When it’s time to enroll in an annual health insurance plan—whether through your employer, Medicare, or Healthcare.gov—many of us default to staying with the same plan we had last year. But it may not be the same plan at all—coverage can change year-over-year. Some of the things that can change include:
Monthly payments for insurance coverage;
The doctors and hospitals in the plan’s network;
The medicines covered and the portion of the costs you pay at the pharmacy;
The deductible and out-of-pocket caps.
It can be very complicated and confusing to track the changes and find the information you need to make an informed decision. To help you navigate, here are some answers to questions you may have.
Q: I am taking prescription medicine, or a member of my family is. How do I find out in advance if a plan I am looking at covers that medicine?
A: Health plans keep lists of medicines that they cover; this list is called a formulary. Patients pay co-pays on medicines that are on their plan’s formulary when they pick up their medicines at the pharmacy. If a medicine is not on the formulary, the patient will pay more, up to the full cost of the drug.
Every health plan has a different list of medicines and co-pays for medicines, and the list may change during the year. Check the health plan’s website and if a formulary list is not there, you can call the plan to ask whether a specific medicine is covered. If a medicine isn’t covered by any of the plan options available to you, remember to check the manufacturer’s website to find out if you may be eligible for programs to help cover the cost of the medicines.
Q: What can I do if my plan doesn’t cover a prescribed medicine?
A: After you’ve enrolled, if you are prescribed a new treatment or medication that isn't covered or has a high co-pay, most plans have an appeals process that you can use to petition for affordable coverage of the treatment your doctor prescribed.
And when you’re prescribed a medicine, you can ask your doctor if there is a medical reason you should receive the branded medicine or whether a lower-cost generic substitution is available and acceptable.
Q: I am not taking a prescription medicine. What should I consider when choosing a healthcare plan?
A: Check what preventative care is available to you under the plan. Under the Affordable Care Act, healthcare plans are now required to provide many vital preventative screenings and wellness visits free of charge. Make full use of these opportunities to get healthy and stay healthy!
Q: What options do older Americans need to review on an annual basis?
A: It is important for people with Medicare to look at their plan options every year too, whether they get their insurance through a past employer or Medicare directly. There may be dozens of Medicare plans in your area, all with different costs and levels of coverage.

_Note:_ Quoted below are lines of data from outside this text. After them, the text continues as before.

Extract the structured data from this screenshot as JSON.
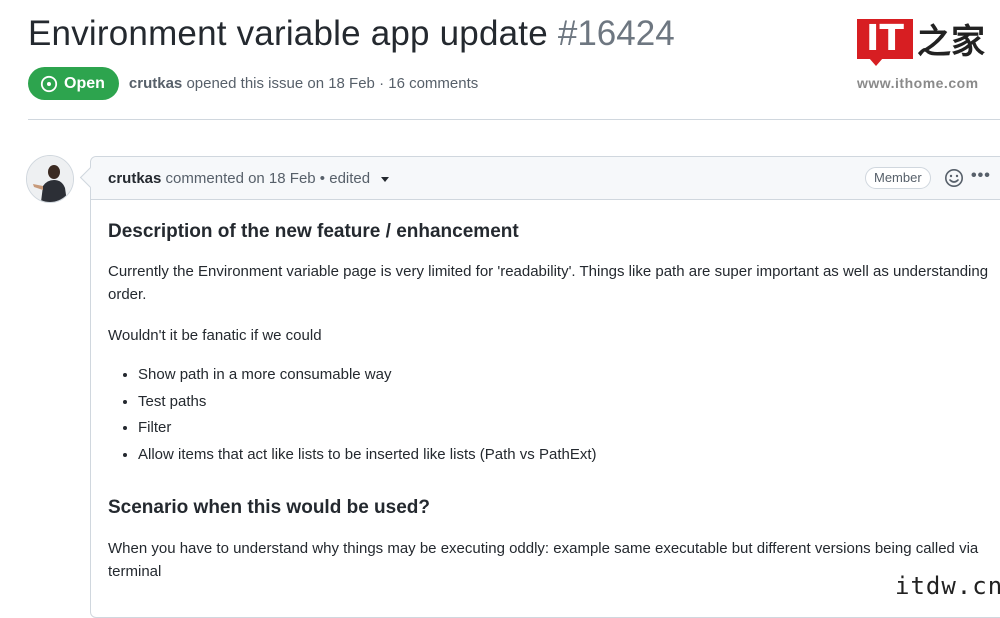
{
  "issue": {
    "title": "Environment variable app update",
    "number": "#16424",
    "state": "Open",
    "author": "crutkas",
    "meta": "opened this issue on 18 Feb · 16 comments"
  },
  "watermark": {
    "logo_it": "IT",
    "logo_zh": "之家",
    "url": "www.ithome.com",
    "corner": "itdw.cn"
  },
  "comment": {
    "author": "crutkas",
    "meta": "commented on 18 Feb • edited",
    "role_badge": "Member",
    "heading1": "Description of the new feature / enhancement",
    "para1": "Currently the Environment variable page is very limited for 'readability'. Things like path are super important as well as understanding order.",
    "para2": "Wouldn't it be fanatic if we could",
    "bullets": [
      "Show path in a more consumable way",
      "Test paths",
      "Filter",
      "Allow items that act like lists to be inserted like lists (Path vs PathExt)"
    ],
    "heading2": "Scenario when this would be used?",
    "para3": "When you have to understand why things may be executing oddly: example same executable but different versions being called via terminal"
  },
  "colors": {
    "open_green": "#2da44e",
    "text": "#24292f",
    "muted": "#57606a",
    "border": "#d0d7de",
    "brand_red": "#d71e22"
  },
  "icons": [
    "issue-open-icon",
    "caret-down-icon",
    "smiley-icon",
    "kebab-icon"
  ]
}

Make sure you choose the best available plan to fit your changing needs.
Q: What support does Pfizer provide to people who have trouble paying for their medicines?

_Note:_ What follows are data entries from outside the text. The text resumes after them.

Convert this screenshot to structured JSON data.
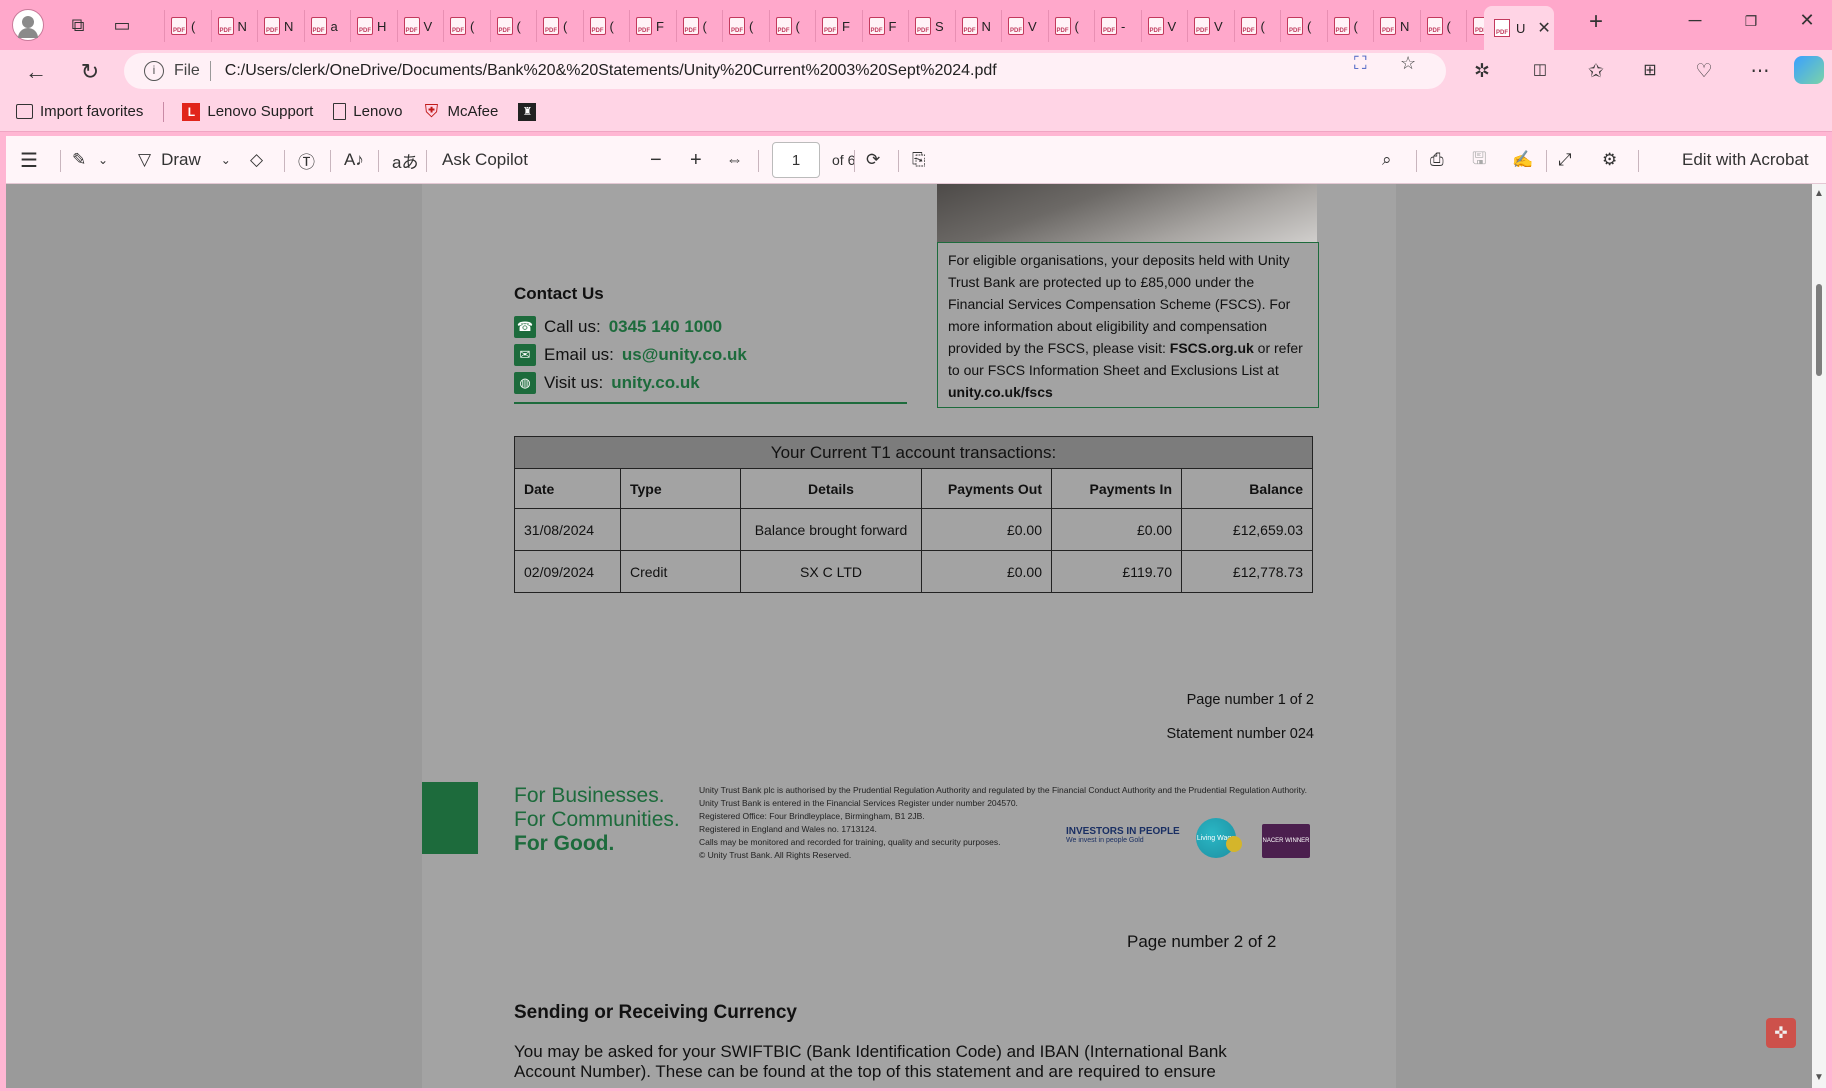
{
  "browser": {
    "tabs_glyphs": [
      "(",
      "N",
      "N",
      "a",
      "H",
      "V",
      "(",
      "(",
      "(",
      "(",
      "F",
      "(",
      "(",
      "(",
      "F",
      "F",
      "S",
      "N",
      "V",
      "(",
      "-",
      "V",
      "V",
      "(",
      "(",
      "(",
      "N",
      "(",
      "("
    ],
    "tab_pdf_label": "PDF",
    "active_tab_text": "U",
    "new_tab": "+",
    "address": {
      "scheme_label": "File",
      "url": "C:/Users/clerk/OneDrive/Documents/Bank%20&%20Statements/Unity%20Current%2003%20Sept%2024.pdf"
    },
    "bookmarks": [
      {
        "label": "Import favorites",
        "icon": "import-icon"
      },
      {
        "label": "Lenovo Support",
        "icon": "lenovo-icon"
      },
      {
        "label": "Lenovo",
        "icon": "page-icon"
      },
      {
        "label": "McAfee",
        "icon": "mcafee-icon"
      }
    ]
  },
  "pdf_toolbar": {
    "draw_label": "Draw",
    "ask_copilot": "Ask Copilot",
    "page_current": "1",
    "page_total": "of 6",
    "edit_acrobat": "Edit with Acrobat"
  },
  "statement": {
    "fscs_text_1": "For eligible organisations, your deposits held with Unity Trust Bank are protected up to £85,000 under the Financial Services Compensation Scheme (FSCS). For more information about eligibility and compensation provided by the FSCS, please visit: ",
    "fscs_link_1": "FSCS.org.uk",
    "fscs_text_2": " or refer to our FSCS Information Sheet and Exclusions List at ",
    "fscs_link_2": "unity.co.uk/fscs",
    "contact": {
      "title": "Contact Us",
      "call_label": "Call us:",
      "call_value": "0345 140 1000",
      "email_label": "Email us:",
      "email_value": "us@unity.co.uk",
      "visit_label": "Visit us:",
      "visit_value": "unity.co.uk"
    },
    "table": {
      "caption": "Your Current T1 account transactions:",
      "headers": [
        "Date",
        "Type",
        "Details",
        "Payments Out",
        "Payments In",
        "Balance"
      ],
      "rows": [
        [
          "31/08/2024",
          "",
          "Balance brought forward",
          "£0.00",
          "£0.00",
          "£12,659.03"
        ],
        [
          "02/09/2024",
          "Credit",
          "SX C LTD",
          "£0.00",
          "£119.70",
          "£12,778.73"
        ]
      ]
    },
    "page_number": "Page number 1 of 2",
    "statement_number": "Statement number 024",
    "slogan": [
      "For Businesses.",
      "For Communities.",
      "For Good."
    ],
    "legal_lines": [
      "Unity Trust Bank plc is authorised by the Prudential Regulation Authority and regulated by the Financial Conduct Authority and the Prudential Regulation Authority.",
      "Unity Trust Bank is entered in the Financial Services Register under number 204570.",
      "Registered Office: Four Brindleyplace, Birmingham, B1 2JB.",
      "Registered in England and Wales no. 1713124.",
      "Calls may be monitored and recorded for training, quality and security purposes.",
      "© Unity Trust Bank. All Rights Reserved."
    ],
    "logos": {
      "iip": "INVESTORS IN PEOPLE",
      "iip_sub": "We invest in people  Gold",
      "living_wage": "Living Wage",
      "nacer": "NACER WINNER"
    }
  },
  "page2": {
    "page_number": "Page number 2 of 2",
    "heading": "Sending or Receiving Currency",
    "paragraph": "You may be asked for your SWIFTBIC (Bank Identification Code) and IBAN (International Bank Account Number). These can be found at the top of this statement and are required to ensure"
  },
  "colors": {
    "brand_green": "#1d6b3c",
    "theme_pink": "#ffa8cb"
  }
}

A: Through the PfizerRxPathways program, more than 40 Pfizer medicines are available completely free to eligible patients earning up to four times the Federal Poverty Level (annual income of $47,080 for a single person or $97,000 for a family of four). For people with or without health insurance who may not meet the income requirements for free medicines, Pfizer RxPathways offers a range of services including insurance counseling, co-pay help and discounts on Pfizer medicines.